1) With insistent knocking at my classroom door during a lesson, I pause, annoyed, mid-sentence to answer.  On sight of my lazily unmade-up face, combined with my laissez-faire hair (a look previous to this I considered the sartorial equivalent of “shabby chic”), these words are uttered, “Oh, I’m sorry, are you ok? Are you sick?” Seriously! I stare at my co-worker and say, “No, this is just my face,” and close the door. Then I realise what a missed opportunity, maybe I could have unloaded my class for the afternoon?

2) Another time, at the photocopier someone commiserates about the new job contract and then looks at me conspiratorially and says, “Well, we only have seven or eight years until retirement.” Nope. “Actually, I have about seven-TEEN years!” Cut to his expression of pure horror. I felt like cackling. (Could this be a by-product of the hair-colour change?)

I oscillate between deciding to try a semi-permanent colour and maintaining a stand-off to fuel my crazy fascination with how fast it will turn white.  The opinions range — “Leave it; dyeing will ruin the texture.” “Don’t let it happen; you’re in control.” “Do something funky.” Jeez, I almost feel I’d rather be bald than funky.

Finally, what does it matter?
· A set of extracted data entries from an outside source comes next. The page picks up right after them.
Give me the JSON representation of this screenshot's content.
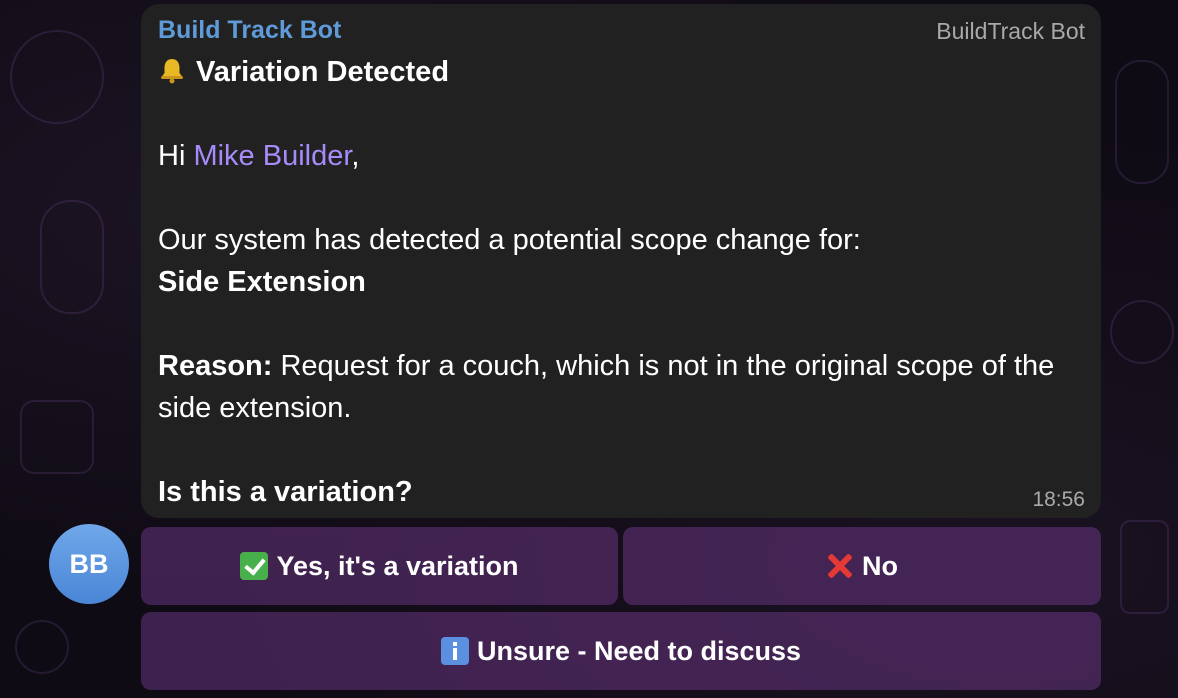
{
  "message": {
    "sender": "Build Track Bot",
    "via": "BuildTrack Bot",
    "heading": "Variation Detected",
    "greeting_prefix": "Hi ",
    "mention": "Mike Builder",
    "greeting_suffix": ",",
    "intro": "Our system has detected a potential scope change for:",
    "project": "Side Extension",
    "reason_label": "Reason:",
    "reason_text": " Request for a couch, which is not in the original scope of the side extension.",
    "question": "Is this a variation?",
    "time": "18:56"
  },
  "avatar": {
    "initials": "BB",
    "color": "#5a93dd"
  },
  "keyboard": {
    "yes_label": "Yes, it's a variation",
    "no_label": "No",
    "unsure_label": "Unsure - Need to discuss"
  },
  "icons": {
    "heading": "bell-icon",
    "yes": "check-mark-icon",
    "no": "cross-mark-icon",
    "unsure": "info-icon"
  },
  "colors": {
    "sender": "#5f9bd8",
    "mention": "#a78bfa",
    "bubble": "#212121",
    "button": "#5c2f72"
  }
}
Or rather, why does it matter? I can afford to contemplate the situation because in the end it doesn’t really matter. Either way it will not make or break me. All in all, it is my favorite kind of problem. One whose solutions are almost equally supported and whose outcome is negligible. I could consider it endlessly, surveying strangers at parties and boring my husband after the kids are in bed.  It keeps me from considering weightier things like climate change and civil unrest, so stay with me as I avoid the hazards of rigorous thinking and instead pursue the origins of my own denial of my mortality…

I have some ideas about why it matters, in the way small vanities do.  I think, because it signals something. To me and to others. In this country, the aging of the body can be disguised, in most seasons, through shrewd clothing choices involving spandex content and ever higher waistlines. Not so the aging of the hair.  Initially it was not that noticeable but as my temples head north of the 30% grey, it is getting lighter and lighter.   It means that although I am not yet geriatric, I am no longer being mistaken for a student in the halls. As my brother says, “It doesn’t look old, but it doesn’t look young.”  Somehow that reality pinches in a way that I have never felt before. For now the stand-off continues, for how long I’m not sure. Does it matter? Not really.